Yazılı açıklama yapan Akıncı, geçmişte, dönemin AB Komisyonu Başkanı Jean-Claude Juncker, Avrupa Parlamentosu Başkanı Martin Schulz, AB Konseyi Başkanı Donald Tusk ve Yüksek Temsilci Borrell’in selefi Federica Mogherini ile gerek makamında gerekse de yurt dışında birçok kez görüşmelerine ve her fırsatta AB ile var olan ilişkileri geliştirmeyi hedeflediklerini belirtmelerine rağmen Borrell’in Kıbrıs Türk tarafı ile temas etmekten kaçınmasının hayal kırıklığına neden olduğunu belirtti.
Akıncı şu ifadeleri kullandı:
“Sayın Borrell, Rum tarafında yaptığı açıklamalarda AB’nin diyalog yoluyla çözümler üretmek için oluşturulduğunu ve Doğu Akdeniz’de kötüleşen durumdan çıkış yolu bulabilmek için Rum tarafının kaygılarını Kıbrıs’a gelip dinlemek istediğini kaydetmiştir.
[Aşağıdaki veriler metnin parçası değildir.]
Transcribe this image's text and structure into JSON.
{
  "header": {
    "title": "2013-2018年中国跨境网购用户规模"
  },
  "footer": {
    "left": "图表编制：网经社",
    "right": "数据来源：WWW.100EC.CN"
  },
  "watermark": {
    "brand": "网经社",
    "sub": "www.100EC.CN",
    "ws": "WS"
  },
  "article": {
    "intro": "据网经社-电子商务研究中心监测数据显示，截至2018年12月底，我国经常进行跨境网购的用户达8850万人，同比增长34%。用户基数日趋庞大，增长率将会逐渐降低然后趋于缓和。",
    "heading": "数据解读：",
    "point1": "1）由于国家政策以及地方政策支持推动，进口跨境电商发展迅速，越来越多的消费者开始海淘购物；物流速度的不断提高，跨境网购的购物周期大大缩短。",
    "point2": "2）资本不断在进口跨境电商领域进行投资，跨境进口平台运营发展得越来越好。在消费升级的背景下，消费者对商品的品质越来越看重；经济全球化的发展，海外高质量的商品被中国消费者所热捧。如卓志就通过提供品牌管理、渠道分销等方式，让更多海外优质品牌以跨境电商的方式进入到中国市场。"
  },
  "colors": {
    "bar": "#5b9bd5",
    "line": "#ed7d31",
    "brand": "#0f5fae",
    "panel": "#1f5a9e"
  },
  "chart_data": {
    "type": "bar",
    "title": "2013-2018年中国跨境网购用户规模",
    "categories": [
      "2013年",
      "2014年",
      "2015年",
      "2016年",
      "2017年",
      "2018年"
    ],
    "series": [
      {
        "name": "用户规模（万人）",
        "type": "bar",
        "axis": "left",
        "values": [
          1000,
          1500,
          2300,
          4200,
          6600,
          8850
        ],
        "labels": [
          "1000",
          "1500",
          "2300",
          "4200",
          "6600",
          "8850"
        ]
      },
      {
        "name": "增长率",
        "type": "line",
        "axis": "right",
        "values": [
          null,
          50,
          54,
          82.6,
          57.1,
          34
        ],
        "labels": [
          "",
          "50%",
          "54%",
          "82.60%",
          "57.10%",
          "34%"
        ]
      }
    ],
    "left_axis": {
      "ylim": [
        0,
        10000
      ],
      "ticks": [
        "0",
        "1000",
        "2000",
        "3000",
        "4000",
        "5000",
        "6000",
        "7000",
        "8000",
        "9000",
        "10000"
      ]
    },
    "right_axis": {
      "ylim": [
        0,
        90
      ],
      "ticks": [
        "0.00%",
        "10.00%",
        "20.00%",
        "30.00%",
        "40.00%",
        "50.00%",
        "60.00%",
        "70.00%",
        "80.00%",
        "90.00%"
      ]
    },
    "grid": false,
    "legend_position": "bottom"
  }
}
Ancak, diyalogdan ve çıkış yolu bulmaya yardımcı olmaktan bahsederken, Kıbrıs’ta diyaloğun asli taraflarından biri olan Kıbrıs Türk tarafının görüş ve önerilerini dinleme zahmetinde bile bulunmamıştır. AB değerleri ile de örtüşmeyen bu davranış kabul edilemez bir yaklaşımdır.
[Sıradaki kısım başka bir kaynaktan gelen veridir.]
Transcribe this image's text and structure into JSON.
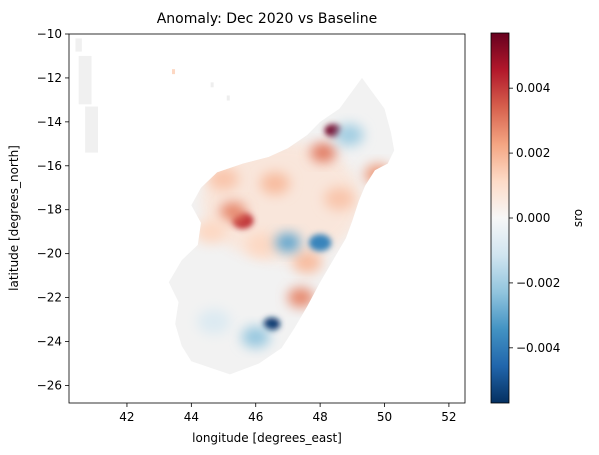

Hidrokarbon konusunda, Kıbrıs Türk tarafının 13 Temmuz 2019 tarihli ortak komite önerisinin Doğu Akdeniz’deki gerilimi azaltmak için diyalogla bir çıkış yolu sunduğunu ve önerimizin hala masada olduğunu hatırlatarak, Kıbrıs Türk tarafını dışlayacak hiçbir adımın sorunların çözümüne yardımcı olmayacağını ve bölgenin barış ve istikrarına katkı sağlamayacağını bir kez daha tüm AB yetkililerinin dikkatine getirmek istiyorum. Doğu Akdeniz’deki gerginliğin giderilmesi hususunda AB samimi olarak olumlu bir rol oynamak istiyorsa, bu coğrafyada dışlayıcı değil kapsayıcı bir diplomasi uygulayarak işbirliği ortamı yaratılmasına katkı koymak zorundadır.”
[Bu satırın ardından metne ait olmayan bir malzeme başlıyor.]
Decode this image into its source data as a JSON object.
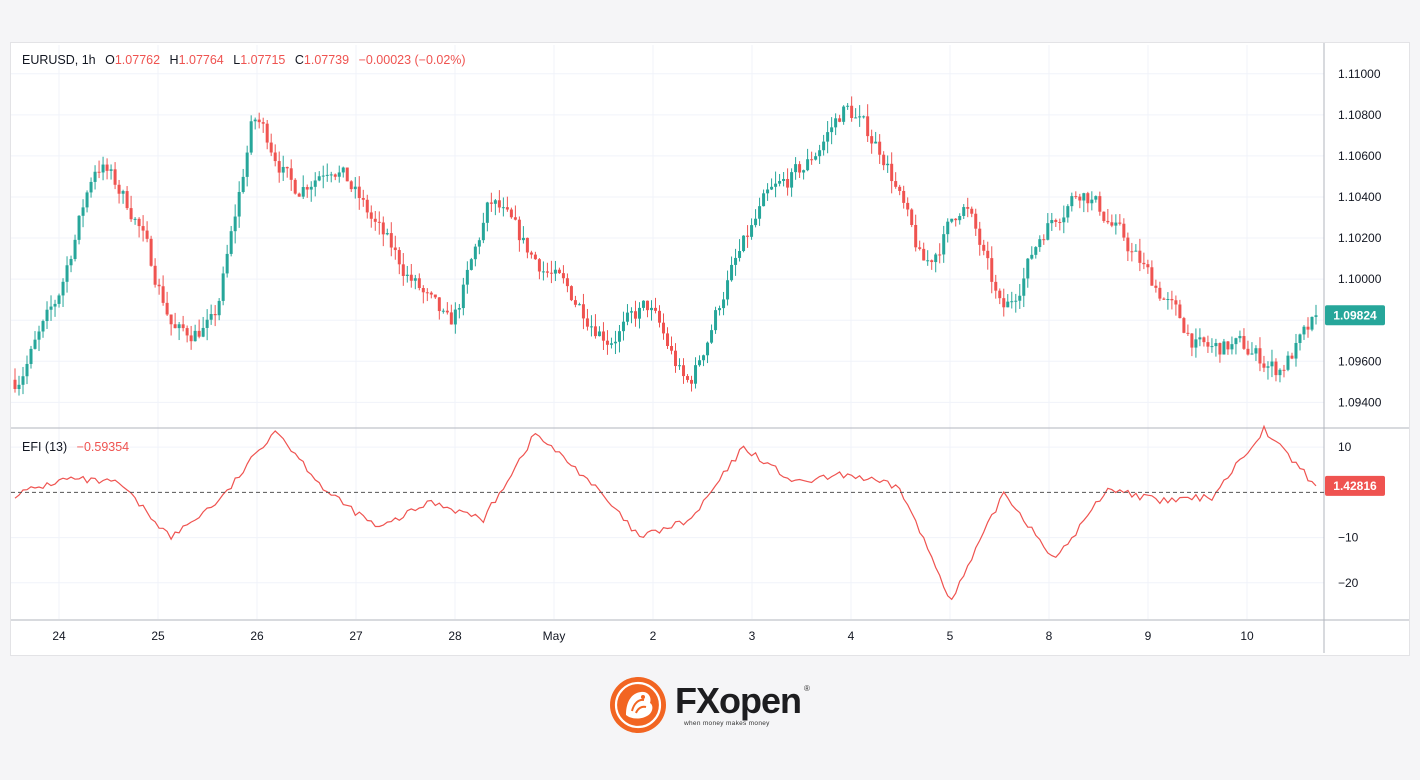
{
  "header": {
    "symbol": "EURUSD, 1h",
    "o_label": "O",
    "o_value": "1.07762",
    "h_label": "H",
    "h_value": "1.07764",
    "l_label": "L",
    "l_value": "1.07715",
    "c_label": "C",
    "c_value": "1.07739",
    "change": "−0.00023 (−0.02%)"
  },
  "indicator": {
    "label": "EFI (13)",
    "value": "−0.59354"
  },
  "brand": {
    "name": "FXopen",
    "tagline": "when money makes money",
    "registered": "®"
  },
  "colors": {
    "up": "#26a69a",
    "down": "#ef5350",
    "grid": "#f0f3fa",
    "axis_text": "#131722",
    "efi_line": "#ef5350"
  },
  "chart_data": [
    {
      "type": "candlestick",
      "title": "EURUSD, 1h",
      "price_axis_ticks": [
        "1.11000",
        "1.10800",
        "1.10600",
        "1.10400",
        "1.10200",
        "1.10000",
        "1.09600",
        "1.09400"
      ],
      "ylim": [
        1.0928,
        1.1114
      ],
      "current_price_label": "1.09824",
      "x_tick_labels": [
        "24",
        "25",
        "26",
        "27",
        "28",
        "May",
        "2",
        "3",
        "4",
        "5",
        "8",
        "9",
        "10"
      ],
      "approx_close_path": [
        {
          "x": "24",
          "close": 1.0951
        },
        {
          "x": "24 mid",
          "close": 1.099
        },
        {
          "x": "25",
          "close": 1.106
        },
        {
          "x": "25 late",
          "close": 1.103
        },
        {
          "x": "26",
          "close": 1.0972
        },
        {
          "x": "26 mid",
          "close": 1.0978
        },
        {
          "x": "26 late",
          "close": 1.1083
        },
        {
          "x": "27",
          "close": 1.1042
        },
        {
          "x": "27 mid",
          "close": 1.1058
        },
        {
          "x": "28",
          "close": 1.1028
        },
        {
          "x": "28 mid",
          "close": 1.0999
        },
        {
          "x": "28 late",
          "close": 1.0975
        },
        {
          "x": "May",
          "close": 1.104
        },
        {
          "x": "May mid",
          "close": 1.1012
        },
        {
          "x": "May late",
          "close": 1.0993
        },
        {
          "x": "2",
          "close": 1.097
        },
        {
          "x": "2 mid",
          "close": 1.0988
        },
        {
          "x": "2 late",
          "close": 1.0945
        },
        {
          "x": "3",
          "close": 1.1
        },
        {
          "x": "3 mid",
          "close": 1.104
        },
        {
          "x": "3 late",
          "close": 1.1055
        },
        {
          "x": "4",
          "close": 1.1085
        },
        {
          "x": "4 mid",
          "close": 1.106
        },
        {
          "x": "4 late",
          "close": 1.1003
        },
        {
          "x": "5",
          "close": 1.104
        },
        {
          "x": "5 mid",
          "close": 1.098
        },
        {
          "x": "8",
          "close": 1.1025
        },
        {
          "x": "8 mid",
          "close": 1.1045
        },
        {
          "x": "8 late",
          "close": 1.102
        },
        {
          "x": "9",
          "close": 1.0993
        },
        {
          "x": "9 mid",
          "close": 1.0965
        },
        {
          "x": "10",
          "close": 1.0968
        },
        {
          "x": "10 mid",
          "close": 1.0955
        },
        {
          "x": "10 late",
          "close": 1.0982
        }
      ]
    },
    {
      "type": "line",
      "title": "EFI (13)",
      "y_axis_ticks": [
        "10",
        "−10",
        "−20"
      ],
      "ylim": [
        -28,
        14
      ],
      "current_value_label": "1.42816",
      "zero_line": "dashed",
      "approx_points": [
        {
          "x": "24",
          "y": -0.5
        },
        {
          "x": "24 mid",
          "y": 3
        },
        {
          "x": "25",
          "y": 2
        },
        {
          "x": "25 late",
          "y": -10
        },
        {
          "x": "26",
          "y": -1
        },
        {
          "x": "26 late",
          "y": 14
        },
        {
          "x": "27",
          "y": 0
        },
        {
          "x": "27 late",
          "y": -8
        },
        {
          "x": "28",
          "y": -2
        },
        {
          "x": "28 late",
          "y": -6
        },
        {
          "x": "May",
          "y": 13
        },
        {
          "x": "May late",
          "y": 3
        },
        {
          "x": "2",
          "y": -10
        },
        {
          "x": "2 late",
          "y": -6
        },
        {
          "x": "3",
          "y": 10
        },
        {
          "x": "3 late",
          "y": 2
        },
        {
          "x": "4",
          "y": 4
        },
        {
          "x": "4 late",
          "y": 1
        },
        {
          "x": "4 spike",
          "y": -24
        },
        {
          "x": "5",
          "y": 0
        },
        {
          "x": "5 dip",
          "y": -15
        },
        {
          "x": "8",
          "y": 1
        },
        {
          "x": "9",
          "y": -2
        },
        {
          "x": "10",
          "y": -1
        },
        {
          "x": "10 spike",
          "y": 14
        },
        {
          "x": "10 end",
          "y": 1.4
        }
      ]
    }
  ]
}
“GERÇEKLERE VE EKONOMİK AKLA UYGUN DEĞİL”
Akıncı, Doğu Akdeniz’deki enerji denkleminden KKTC ve Türkiye Cumhuriyeti’ni dışlayarak çözüm üretmeye çalışmanın, bölge gerçeklerine ve aynı zamanda da ekonomik akla uygun olmadığını belirtti.